Japan’s GDP Shrinks While the BoJ Ponders Rate Hike

(Originally published on February 16, 2024)

The Bank of Japan (BoJ) is being cautious about unwinding its ultraloose monetary policy as it waits for further evidence of a virtuous cycle of growth led by wage growth. The BoJ Governor Kazuo Ueda suggested that the degree of certainty is gradually rising, in a press conference on January 23, but Japan’s October to December 2023 real GDP shrunk by 0.1% compared to the previous quarter, undershooting market forecast that expected growth of approximately 1%. Weak household consumption and private investments led to the two consecutive quarters of real GDP decline.

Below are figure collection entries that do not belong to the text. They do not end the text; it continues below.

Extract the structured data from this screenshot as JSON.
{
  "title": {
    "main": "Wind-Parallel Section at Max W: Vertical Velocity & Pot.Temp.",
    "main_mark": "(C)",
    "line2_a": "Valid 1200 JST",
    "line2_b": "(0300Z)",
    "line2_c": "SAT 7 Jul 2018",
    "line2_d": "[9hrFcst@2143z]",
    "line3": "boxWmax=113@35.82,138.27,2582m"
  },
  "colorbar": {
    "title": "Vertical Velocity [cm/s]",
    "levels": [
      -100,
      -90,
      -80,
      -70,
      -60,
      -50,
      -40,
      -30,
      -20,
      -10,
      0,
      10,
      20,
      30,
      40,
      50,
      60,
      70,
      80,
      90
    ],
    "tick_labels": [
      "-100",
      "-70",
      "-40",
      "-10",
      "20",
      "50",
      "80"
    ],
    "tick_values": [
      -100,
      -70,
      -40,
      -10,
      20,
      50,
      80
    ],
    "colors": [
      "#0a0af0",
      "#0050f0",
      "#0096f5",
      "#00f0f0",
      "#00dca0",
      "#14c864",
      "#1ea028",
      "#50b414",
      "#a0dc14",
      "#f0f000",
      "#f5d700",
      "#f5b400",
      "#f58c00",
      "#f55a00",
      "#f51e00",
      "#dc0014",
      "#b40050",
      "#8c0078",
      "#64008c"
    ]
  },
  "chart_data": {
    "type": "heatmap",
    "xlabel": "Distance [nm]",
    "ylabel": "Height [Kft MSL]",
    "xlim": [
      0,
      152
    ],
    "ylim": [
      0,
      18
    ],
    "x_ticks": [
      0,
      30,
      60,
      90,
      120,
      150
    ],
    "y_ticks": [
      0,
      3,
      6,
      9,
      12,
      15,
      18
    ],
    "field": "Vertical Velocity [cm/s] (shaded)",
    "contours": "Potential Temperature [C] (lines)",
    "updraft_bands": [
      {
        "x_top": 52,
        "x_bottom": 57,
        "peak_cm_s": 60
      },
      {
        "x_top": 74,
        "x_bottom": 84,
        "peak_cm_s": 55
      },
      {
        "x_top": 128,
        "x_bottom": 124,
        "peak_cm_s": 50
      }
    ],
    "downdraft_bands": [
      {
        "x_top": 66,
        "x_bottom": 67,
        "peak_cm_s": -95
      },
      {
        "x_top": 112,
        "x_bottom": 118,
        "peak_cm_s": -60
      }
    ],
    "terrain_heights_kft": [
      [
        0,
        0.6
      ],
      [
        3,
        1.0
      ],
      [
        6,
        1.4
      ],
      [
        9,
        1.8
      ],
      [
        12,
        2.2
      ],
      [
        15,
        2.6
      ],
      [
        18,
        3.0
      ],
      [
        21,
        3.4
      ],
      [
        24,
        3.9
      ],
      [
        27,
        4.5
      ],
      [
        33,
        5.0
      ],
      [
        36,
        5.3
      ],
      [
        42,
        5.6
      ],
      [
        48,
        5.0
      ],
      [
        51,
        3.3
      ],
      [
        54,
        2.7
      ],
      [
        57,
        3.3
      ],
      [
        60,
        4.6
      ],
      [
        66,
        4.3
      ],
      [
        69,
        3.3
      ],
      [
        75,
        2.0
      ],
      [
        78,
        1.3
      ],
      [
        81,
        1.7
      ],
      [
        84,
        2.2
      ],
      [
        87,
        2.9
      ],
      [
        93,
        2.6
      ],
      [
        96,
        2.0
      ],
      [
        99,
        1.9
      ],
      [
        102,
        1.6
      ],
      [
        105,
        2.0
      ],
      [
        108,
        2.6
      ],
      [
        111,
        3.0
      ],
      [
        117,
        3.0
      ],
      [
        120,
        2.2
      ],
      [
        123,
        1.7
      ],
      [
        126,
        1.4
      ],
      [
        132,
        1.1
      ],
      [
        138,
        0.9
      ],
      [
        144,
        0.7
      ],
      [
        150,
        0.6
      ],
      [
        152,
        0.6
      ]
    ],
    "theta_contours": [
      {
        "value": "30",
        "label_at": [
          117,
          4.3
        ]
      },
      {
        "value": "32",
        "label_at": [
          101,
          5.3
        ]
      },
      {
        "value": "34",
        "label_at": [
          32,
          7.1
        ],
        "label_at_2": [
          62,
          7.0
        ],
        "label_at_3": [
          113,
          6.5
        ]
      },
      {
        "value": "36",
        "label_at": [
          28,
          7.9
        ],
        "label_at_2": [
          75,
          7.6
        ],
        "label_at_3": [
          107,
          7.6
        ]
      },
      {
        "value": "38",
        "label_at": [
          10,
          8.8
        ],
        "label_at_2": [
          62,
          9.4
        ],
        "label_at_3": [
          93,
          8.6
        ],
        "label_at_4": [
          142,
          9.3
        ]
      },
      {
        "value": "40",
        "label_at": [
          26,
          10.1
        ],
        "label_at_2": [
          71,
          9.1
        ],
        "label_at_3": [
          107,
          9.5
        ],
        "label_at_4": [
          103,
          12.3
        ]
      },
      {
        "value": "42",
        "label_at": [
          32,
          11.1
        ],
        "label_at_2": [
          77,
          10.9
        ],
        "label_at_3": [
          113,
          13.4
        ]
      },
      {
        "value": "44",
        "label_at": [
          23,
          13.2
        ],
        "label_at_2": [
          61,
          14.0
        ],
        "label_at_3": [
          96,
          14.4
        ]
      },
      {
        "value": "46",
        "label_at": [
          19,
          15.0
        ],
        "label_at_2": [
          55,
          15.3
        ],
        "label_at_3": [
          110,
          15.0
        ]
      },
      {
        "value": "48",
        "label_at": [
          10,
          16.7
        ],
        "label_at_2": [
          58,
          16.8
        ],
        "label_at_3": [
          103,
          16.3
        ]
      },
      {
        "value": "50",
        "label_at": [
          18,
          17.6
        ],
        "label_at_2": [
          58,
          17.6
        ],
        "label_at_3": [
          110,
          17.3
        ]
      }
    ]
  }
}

✓ Wage growth may not be sufficient to boost real household consumption
✓ A 0.1% policy rate increase will not be detrimental to the Japanese economy, but additional rate increases are unlikely

Even if wages rise by 3%~4%, real household consumption may not increase while Japan’s inflation rate hovers in the 2%~3% range. Firstly, the disposable income of wage earners will increase slower than gross salary due to bracket creeping because income deductions and tax brackets do not automatically adjust for inflation in Japan. Secondly, consumption will grow more gradually than disposable income because households in their prime earning years typically save a large percentage of incremental disposable income growth for home purchases, children’s education, and retirement. In addition, households are accumulating cash to pay down their housing loans for when interest rates start to rise, as most housing loans in Japan have floating or fixed-to-floating interest rates.

Social benefit recipients tend to spend a more significant percentage of their disposable income, but real consumption growth will lag inflation because benefits are structured to increase slower than inflation to protect the national pension system.

On the other hand, the negative impact on the Japanese economy should be limited if the BoJ’s policy rate increase is limited to 0.1% because real interest rates will remain negative as the inflation rate hovers in the 2%~3% range.

Moreover, the short-term prime rate, which is used as the benchmark for most floating-rate housing loans and loans to small and medium-sized enterprises may not go up in tandem. As a precedent, the benchmark rate has remained unchanged at 1.475% since 2009 when the policy rate was 0.1%. Banks have also reduced their cost base so it may not be necessary to raise the rate.